The election is now Obama’s. Mark my words, this will not be a close final tally. Obama will win by an electoral margin of more than 100 votes, and perhaps by a margin pushing towards 200. The so-called Straight Talk Express swerved off course this summer and McCain—with his idiot savant Davis riding shotgun—was never able to steer it back on the road.

With less than three weeks to go in the race, it will be interesting to see which way McCain now turns as the campaign winds down. Palin will no doubt keep up her inane and vicious attacks on Obama, and soon her 15 minutes will be over.
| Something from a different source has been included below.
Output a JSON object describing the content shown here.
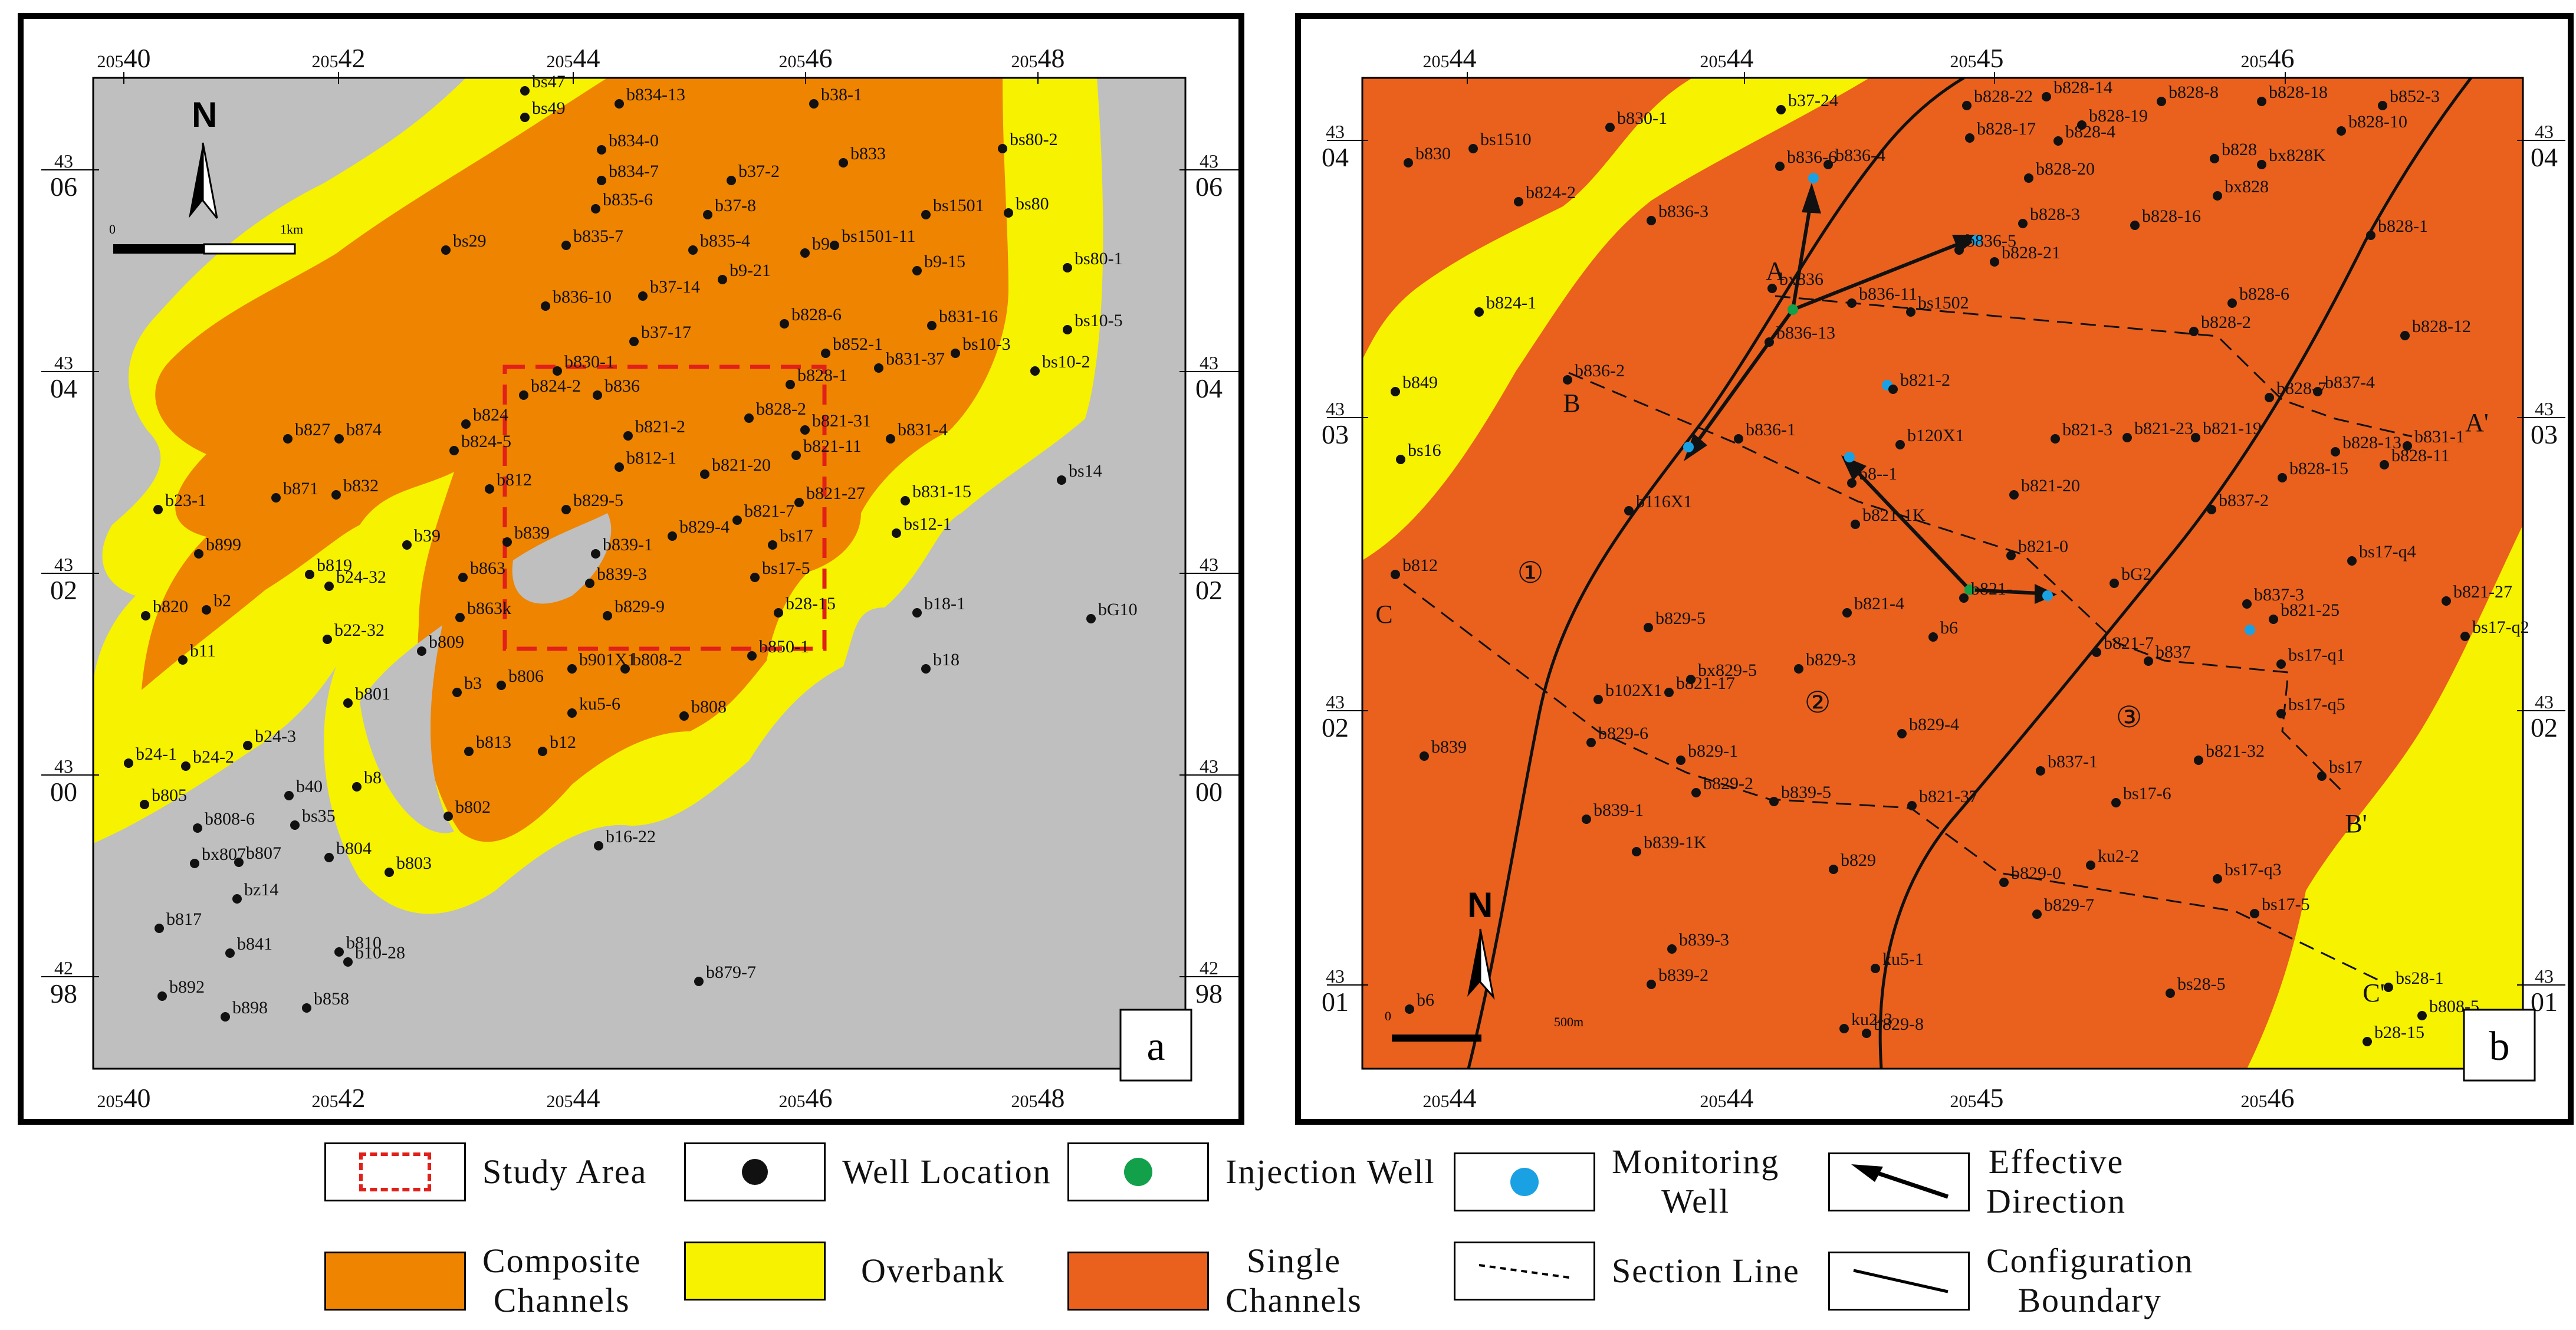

She will go back to Alaska, where she is facing serious, bipartisan ethics charges about her behavior as governor. Without the national Republican Party protecting her, she may even face a recall.

But McCain has a significant personal choice to make. He can lose with dignity or go down ugly. The decision will be his. When he returns to the Senate, he can lick his wounds and reconfigure himself as the mostly practical and principled legislator that he was during his early days in Congress—or he can maintain his forced posture as a conservative ideologue that he has mistakenly and, I believe, almost tragically, assumed in this presidential campaign.

John McCain’s legacy remains unfulfilled, his role in American history still to be written. Time will tell whether he can remove the stains from his reputation that he has garnered in this campaign. One thing, however, is now certain: the American Presidency will never be his.

___________________

Black Star News national affairs columnist Geoffrey Dunn, Ph. D., is an award-winning filmmaker and journalist. He is the former recipient of a both a John L. Senior Fellowship to the Cornell University Graduate School of Government and a National Newspaper Association Award for Investigative Journalism. His most recent film is Calypso Dreams.